Sous réserve des mesures prévues par le projet de loi de finances pour 2018 : la réduction d’ISF est actuellement égale à 50 % des versements effectués, retenus après imputation des droits d’entrée et à proportion du quota d’investissement dans des entreprises innovantes que le fonds s’engage à atteindre, dans la limite de 18 000 € ou de 45 000 € pour un investissement en direct. En contrepartie, les investisseurs s’engagent à conserver leurs parts jusqu’au 31 décembre de la 5e année suivant celle de la souscription.
D’autres solutions peuvent être envisagées pour diminuer l’IFI en agissant sur la base taxable, par le biais de donations de biens, éventuellement temporaires ou par l’acquisition d’actifs financiers exonérés, à la place de la pierre.

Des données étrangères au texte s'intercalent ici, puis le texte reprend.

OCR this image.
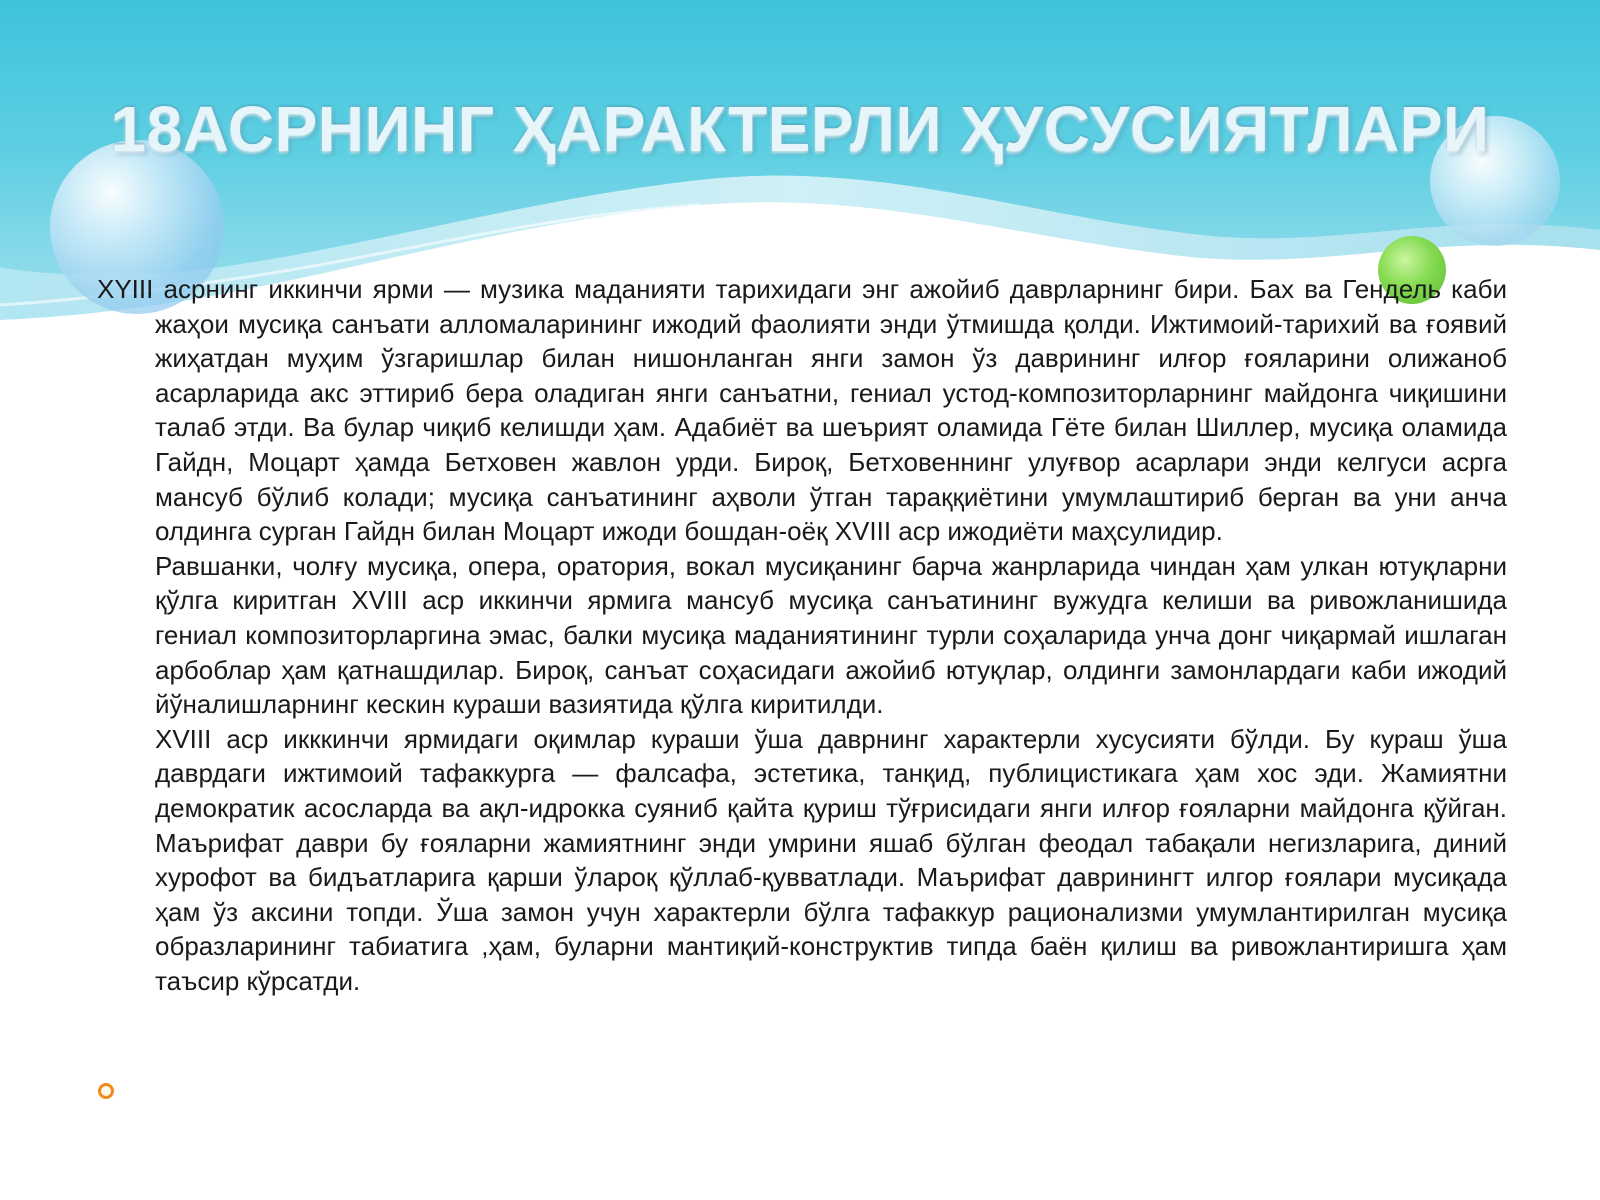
18АСРНИНГ ҲАРАКТЕРЛИ ҲУСУСИЯТЛАРИ

XYIII асрнинг иккинчи ярми — музика маданияти тарихидаги энг ажойиб даврларнинг бири. Бах ва Гендель каби жаҳои мусиқа санъати алломаларининг ижодий фаолияти энди ўтмишда қолди. Ижтимоий-тарихий ва ғоявий жиҳатдан муҳим ўзгаришлар билан нишонланган янги замон ўз даврининг илғор ғояларини олижаноб асарларида акс эттириб бера оладиган янги санъатни, гениал устод-композиторларнинг майдонга чиқишини талаб этди. Ва булар чиқиб келишди ҳам. Адабиёт ва шеърият оламида Гёте билан Шиллер, мусиқа оламида Гайдн, Моцарт ҳамда Бетховен жавлон урди. Бироқ, Бетховеннинг улуғвор асарлари энди келгуси асрга мансуб бўлиб колади; мусиқа санъатининг аҳволи ўтган тараққиётини умумлаштириб берган ва уни анча олдинга сурган Гайдн билан Моцарт ижоди бошдан-оёқ XVIII аср ижодиёти маҳсулидир.

Равшанки, чолғу мусиқа, опера, оратория, вокал мусиқанинг барча жанрларида чиндан ҳам улкан ютуқларни қўлга киритган XVIII аср иккинчи ярмига мансуб мусиқа санъатининг вужудга келиши ва ривожланишида гениал композиторларгина эмас, балки мусиқа маданиятининг турли соҳаларида унча донг чиқармай ишлаган арбоблар ҳам қатнашдилар. Бироқ, санъат соҳасидаги ажойиб ютуқлар, олдинги замонлардаги каби ижодий йўналишларнинг кескин кураши вазиятида қўлга киритилди.

XVIII аср икккинчи ярмидаги оқимлар кураши ўша даврнинг характерли хусусияти бўлди. Бу кураш ўша даврдаги ижтимоий тафаккурга — фалсафа, эстетика, танқид, публицистикага ҳам хос эди. Жамиятни демократик асосларда ва ақл-идрокка суяниб қайта қуриш тўғрисидаги янги илғор ғояларни майдонга қўйган. Маърифат даври бу ғояларни жамиятнинг энди умрини яшаб бўлган феодал табақали негизларига, диний хурофот ва бидъатларига қарши ўлароқ қўллаб-қувватлади. Маърифат давринингт илгор ғоялари мусиқада ҳам ўз аксини топди. Ўша замон учун характерли бўлга тафаккур рационализми умумлантирилган мусиқа образларининг табиатига ,ҳам, буларни мантиқий-конструктив типда баён қилиш ва ривожлантиришга ҳам таъсир кўрсатди.
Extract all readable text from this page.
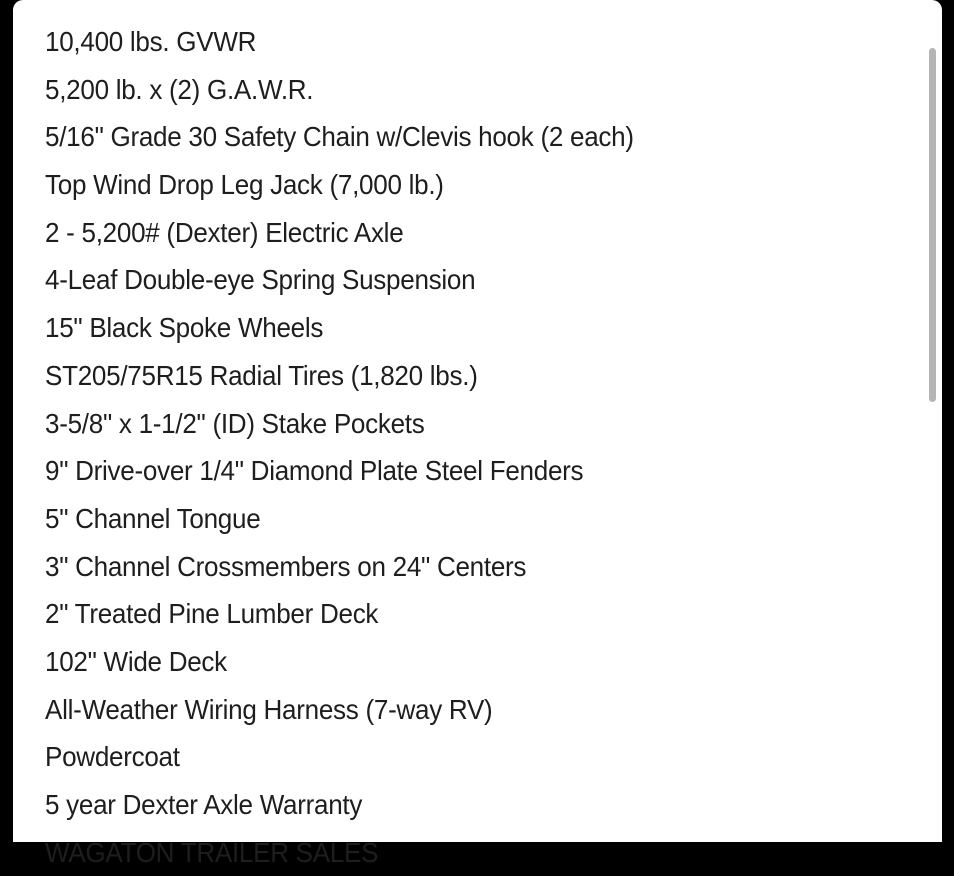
10,400 lbs. GVWR
5,200 lb. x (2) G.A.W.R.
5/16" Grade 30 Safety Chain w/Clevis hook (2 each)
Top Wind Drop Leg Jack (7,000 lb.)
2 - 5,200# (Dexter) Electric Axle
4-Leaf Double-eye Spring Suspension
15" Black Spoke Wheels
ST205/75R15 Radial Tires (1,820 lbs.)
3-5/8" x 1-1/2" (ID) Stake Pockets
9" Drive-over 1/4" Diamond Plate Steel Fenders
5" Channel Tongue
3" Channel Crossmembers on 24" Centers
2" Treated Pine Lumber Deck
102" Wide Deck
All-Weather Wiring Harness (7-way RV)
Powdercoat
5 year Dexter Axle Warranty
WAGATON TRAILER SALES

Les solutions présentées permettent d’atténuer le poids de la fiscalité au niveau professionnel ou personnel. Sans être exhaustives (l’imagination des conseillers fiscaux, patrimoniaux ou de l’État est parfois sans limite), elles doivent être utilisées avec vigilance, notamment lorsque le gain fiscal octroyé est important. La générosité fiscale étant souvent le corollaire d’un risque élevé. Pour tous ceux qui sont prêts à renoncer à un placement qui procure un rendement (parfois très aléatoire), un don aux œuvres peut être envisagé. L’administration fiscale encourage la philanthropie en accordant une réduction de 66 % à 75 % pour certains dons.